Cztery lata temu mistrzostwa świata odbywały się we Włoszech, gospodarze posiadali wszystkie atuty ku temu, by stanąć na podium. Trenerem reprezentacji był wówczas Andrea Anastasi, a w składzie byli między innymi Cristian Savani, Luigi Mastrangelo, Alessandro Fei czy Valerio Vermiglio. Choć nie obyło się bez problemów, Italia awansowała do półfinału, gdzie musiała jednak uznać wyższość Brazylii, a w meczu o trzecie miejsce niespodziewanie lepsi okazali się Serbowie. Żaden z włoskich zawodników nie otrzymał również nagrody indywidualnej.
Droga do MŚ 2014
Ze strefy CEV do Mistrzostw Świata 2014 mogło awansować osiem zespołów. Mistrz oraz wicemistrz Starego Kontynentu miał zapewniony udział w imprezie, zagwarantowany on był także Polakom, ze względu na to, że są gospodarzami mundialu.
Włosi zajęli w Mistrzostwach Europy 2013 drugie miejsce, ulegając po czterosetowej batalii Rosjanom. Dzięki temu uniknęli gry w eliminacjach.
Skład reprezentacji Włoch na Mistrzostwa Świata 2014:
Rozgrywający: Dragan Travica, Michał Baranowicz
Atakujący: Iwan Zajcew, Luca Vettori, Giulio Sabbi
Środkowi: Emanuele Birarelli, Matteo Piano, Simone Buti, Simone Anzani
Przyjmujący: Simone Parodi, Jiri Kovar, Filippo Lanza
Libero: Salvatore Rossini, Massimo Colaci
Trener: Mauro Berruto
Największa gwiazda
Liderem drużyny jest Iwan Zajcew, to na jego barkach spoczywa odpowiedzialność za skuteczne ataki. - To jest tak, że każdy oczekuje ode mnie, iż każdego dnia w każdym meczu zagram wyśmienicie. Większe oczekiwania względem mojej osoby czy całego zespołu przyniosą większe rozczarowanie, gdy zdarzy nam się słabszy dzień. Być może sam Zajcew to za mało na taki zespół jak Brazylia - zapytał retorycznie zawodnik po przegranym półfinale tegorocznej Ligi Światowej we Florencji. Atakujący przed rokiem wywalczył mistrzostwo Włoch z Lube Banca Maceratą, a w przyszłym sezonie zasili szeregi Dynama Moskwa.

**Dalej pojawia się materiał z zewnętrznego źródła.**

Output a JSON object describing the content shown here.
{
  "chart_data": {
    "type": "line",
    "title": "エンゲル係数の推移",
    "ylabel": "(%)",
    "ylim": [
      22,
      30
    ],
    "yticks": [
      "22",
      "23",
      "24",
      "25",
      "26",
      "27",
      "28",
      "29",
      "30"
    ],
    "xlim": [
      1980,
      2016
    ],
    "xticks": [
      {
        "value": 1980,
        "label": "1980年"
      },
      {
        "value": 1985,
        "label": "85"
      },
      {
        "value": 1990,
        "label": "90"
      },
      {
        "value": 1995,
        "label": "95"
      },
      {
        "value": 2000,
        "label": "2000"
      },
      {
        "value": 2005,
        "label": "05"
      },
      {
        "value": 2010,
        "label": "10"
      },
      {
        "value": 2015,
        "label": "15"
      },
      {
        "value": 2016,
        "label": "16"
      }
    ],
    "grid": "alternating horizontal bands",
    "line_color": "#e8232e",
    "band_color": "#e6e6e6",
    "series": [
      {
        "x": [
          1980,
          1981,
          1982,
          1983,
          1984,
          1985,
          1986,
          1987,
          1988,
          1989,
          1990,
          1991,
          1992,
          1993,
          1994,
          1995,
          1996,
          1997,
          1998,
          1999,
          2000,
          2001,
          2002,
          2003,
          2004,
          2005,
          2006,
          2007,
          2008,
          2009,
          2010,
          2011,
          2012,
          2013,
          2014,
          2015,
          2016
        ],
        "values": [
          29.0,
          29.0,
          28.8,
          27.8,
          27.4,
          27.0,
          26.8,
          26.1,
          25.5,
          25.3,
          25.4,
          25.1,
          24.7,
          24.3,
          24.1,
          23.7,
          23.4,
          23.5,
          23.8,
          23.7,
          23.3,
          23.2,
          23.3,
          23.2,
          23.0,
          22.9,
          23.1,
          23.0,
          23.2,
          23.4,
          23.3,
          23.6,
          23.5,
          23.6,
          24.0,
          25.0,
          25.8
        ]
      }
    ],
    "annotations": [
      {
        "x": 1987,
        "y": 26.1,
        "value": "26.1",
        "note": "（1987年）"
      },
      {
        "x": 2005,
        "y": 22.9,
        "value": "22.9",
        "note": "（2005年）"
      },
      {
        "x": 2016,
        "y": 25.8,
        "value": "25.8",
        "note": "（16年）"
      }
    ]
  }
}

Bardzo ważnym ogniwem zespołu jest również o dwa lata starszy od Zajcewa - Dragan Travica. Rozgrywający występuje w Biełogorie Biełgorod, a w tym sezonie z klubem sięgnął po triumf w Lidze Mistrzów. Zawodnik ten odpowiada za kreowanie gry Azzurich, uznawany jest za jednego z najlepszych rozgrywających na świecie.
Szanse
Reprezentacja Włoch od lat stawiana jest w gronie faworytów przed każdą imprezą. Nie inaczej będzie tym razem. Italia trafiła do najsilniejszej grupy, której już przyznano miano "grupy śmierci". Ta ranga wzrosła jeszcze po zakończeniu Ligi Światowej, kiedy okazało się, że Iran należy do światowej czołówki i nie jest już drużyną "do bicia". Trudna przeprawa będzie czekać Włochów także z USA, zwycięzcami z Florencji. W kolejnych fazach turnieju trudno mówić już o łatwych przeciwnikach, ale jeśli podopieczni Mauro Berruto wyciągnęli wnioski z nieudanego Final Six, to znów będą walczyć o czołowe lokaty.